Thu. Mar 30th, 2023

Brad Sims is the owner of S&A Motorsports, a used auto dealership in Springfield. He sells between 10 to 15 vehicles a month, with the majority of his sales coming from listings he makes on Facebook Marketplace.
Sims said as a smaller, local dealership, he “hardly sells anything” off his lot to drive-by buyers. Marketplace allows dealers like Sims to connect with a wider range of potential customers, but a policy change is altering how both auto dealerships and real estate businesses can use the platform, which may impact business.
In December, Facebook parent company Meta announced that the company will no longer support vehicle and real estate listings on Facebook Marketplace from sellers using business accounts, starting Jan. 30. Listings made on personal Facebook accounts will remain available.
In lieu of traditional Marketplace listings, auto dealerships and real estate businesses will have to use marketing tools provided by Meta to create advertisement listings, if they wish to continue using the platform.
When Sims posts a vehicle listing to Marketplace, his personal Facebook account is listed under “Seller Information,” but the listing is made on “behalf” of S&A Motorsports. Vehicle listings made on behalf of a business indicate they are being sold by a dealership.
Not having the ability to post on behalf of his business concerns Sims.
“99.9% of my stuff is all on Facebook,” Sims said. “It (the policy change) is going to be terrible for me.”
By removing the ability of business pages to list on Marketplace, Meta is directing auto businesses to use its Dealer Marketing Hub, which provides in-house advertising tools.
On the buyer’s end, things won’t look much different if an auto business uses the marketing hub. When searching for vehicles on Marketplace, advertisements are populated among other listings. When users clicks on ads, which are categorized as a “Sponsored” posts, they will be taken to the associated websites.
Sims said he is not interested in advertising through Facebook, as he’s “boosted” posts in the past, which did “absolutely nothing” for him. Boosted posts are ads created from existing posts on a Facebook Page. Meta says “boosted” posts help businesses “get more messages, video views, leads or calls.”
Along with Marketplace, Sims also uses Carsforsale, an online marketplace for new and used vehicles. Sims said he pays $100 a month for his account, which is associated with his business’ website. On this platform, he can post an unlimited number of vehicles per month.
Nate Mathis, co-owner of Allegiant Automotive, another used auto dealership in Springfield, uses Marketplace but makes listings on his personal Facebook account. He said he’s not excited that Meta is monetizing a once-free service, but he understands why the company may be taking this step.
The main problem Mathis has witnessed on Marketplace is scams. He said he’s seen scammers post stock photos of vehicles, asking folks to put a deposit down to secure their purchase, when really they don’t have a vehicle for sale at all. Mathis said he has also seen auto dealerships make posts that list the required down payment, not the entire vehicle’s cost, which would appear cheaper.

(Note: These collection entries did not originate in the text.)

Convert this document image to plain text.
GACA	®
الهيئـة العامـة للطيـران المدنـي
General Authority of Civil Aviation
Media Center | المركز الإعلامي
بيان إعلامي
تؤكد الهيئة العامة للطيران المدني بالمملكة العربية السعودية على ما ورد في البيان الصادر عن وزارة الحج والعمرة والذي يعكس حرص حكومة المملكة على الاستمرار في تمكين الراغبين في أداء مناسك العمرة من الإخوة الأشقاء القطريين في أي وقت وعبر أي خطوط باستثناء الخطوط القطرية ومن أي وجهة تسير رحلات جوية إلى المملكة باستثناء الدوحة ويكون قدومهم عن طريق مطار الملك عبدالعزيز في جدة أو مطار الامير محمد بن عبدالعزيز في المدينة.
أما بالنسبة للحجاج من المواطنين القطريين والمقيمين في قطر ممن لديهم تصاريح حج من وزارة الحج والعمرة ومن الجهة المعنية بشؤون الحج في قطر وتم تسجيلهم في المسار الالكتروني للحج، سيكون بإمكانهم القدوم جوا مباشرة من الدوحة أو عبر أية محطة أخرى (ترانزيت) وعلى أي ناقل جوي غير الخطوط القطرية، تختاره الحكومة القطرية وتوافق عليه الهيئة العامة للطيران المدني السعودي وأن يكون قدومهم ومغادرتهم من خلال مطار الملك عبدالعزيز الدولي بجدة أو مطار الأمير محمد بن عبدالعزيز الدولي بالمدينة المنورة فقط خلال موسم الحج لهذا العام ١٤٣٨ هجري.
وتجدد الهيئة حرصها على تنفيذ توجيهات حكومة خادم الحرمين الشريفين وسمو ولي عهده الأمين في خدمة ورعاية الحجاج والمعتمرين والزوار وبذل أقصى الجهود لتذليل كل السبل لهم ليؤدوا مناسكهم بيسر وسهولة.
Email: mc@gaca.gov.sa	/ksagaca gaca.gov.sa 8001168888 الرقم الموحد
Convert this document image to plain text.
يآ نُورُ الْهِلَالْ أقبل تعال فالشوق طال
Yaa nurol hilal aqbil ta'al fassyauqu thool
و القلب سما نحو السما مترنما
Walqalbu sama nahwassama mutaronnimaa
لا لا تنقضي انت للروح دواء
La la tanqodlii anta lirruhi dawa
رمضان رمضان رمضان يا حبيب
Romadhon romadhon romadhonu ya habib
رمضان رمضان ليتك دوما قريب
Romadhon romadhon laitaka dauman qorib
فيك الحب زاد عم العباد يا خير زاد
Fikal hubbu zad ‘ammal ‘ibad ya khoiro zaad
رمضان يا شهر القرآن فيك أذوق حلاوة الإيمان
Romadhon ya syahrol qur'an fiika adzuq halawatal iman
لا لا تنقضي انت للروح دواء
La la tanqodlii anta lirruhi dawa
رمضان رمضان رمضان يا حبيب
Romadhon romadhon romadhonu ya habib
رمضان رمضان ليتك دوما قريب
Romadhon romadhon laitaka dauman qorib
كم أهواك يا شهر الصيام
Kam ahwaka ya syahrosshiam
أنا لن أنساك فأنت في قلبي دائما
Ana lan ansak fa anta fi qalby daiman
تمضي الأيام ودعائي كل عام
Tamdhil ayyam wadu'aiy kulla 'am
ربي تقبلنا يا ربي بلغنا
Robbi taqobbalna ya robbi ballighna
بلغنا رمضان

Aside from scams, Mathis said it’s common for Facebook users to reach out on a vehicle listing, asking if its still available and then “ghost” the dealership when it comes to looking at or purchasing the vehicle.
“The amount of leads we’re getting, compared to how many we’re selling … it’s a bad percentage,” Mathis said.
Mathis said he hopes the policy change cuts down on the number of Marketplace scammers and increases the number of legitimate customer-dealership connections.
Local real estate agents are also concerned about the impact of Meta’s policy change.
Ashley Lamoureaux is the owner of Show Me Home Estate, a real estate development business. She is also a real estate agent through Cantrell Real Estate. She frequently uses Marketplace to post both rental properties and open houses through her Business Pages.
Through Show Me Home Estate, Lamoureaux owns four rental properties in Reeds Spring. She said she enjoys using Marketplace to list these properties because it allows her to conduct business from Springfield, where she lives.
Right now, Marketplace is the only platform Lamoureaux uses to share what rental properties she has available. Following the policy change, Lamoureaux said she may consider posting long-term rentals on Airbnb, marketing on Instagram or simply posting listings on Marketplace through her personal Facebook account.
Similar to the Dealer Marketing Hub, Meta offers the Top Providers Initiative for real estate businesses to advertise to potential buyers and renters. Lamoureaux said she doesn’t feel it’s “worth it” to invest in Facebook advertisements.
Not only is Lamoureaux concerned for her business, she is concerned about how folks in search of rental properties will source what’s available in the future.
“Just about everyone uses Facebook, so I don’t know of another good source for where they would begin to look … other than putting out signs saying, ‘Hey, we have a rental available,'” Lamoureaux said. “But normally people just drive by and don’t give it a second thought.”
The News-Leader reached out to Meta’s press team for clarification about the policy change but was unsuccessful in securing an interview.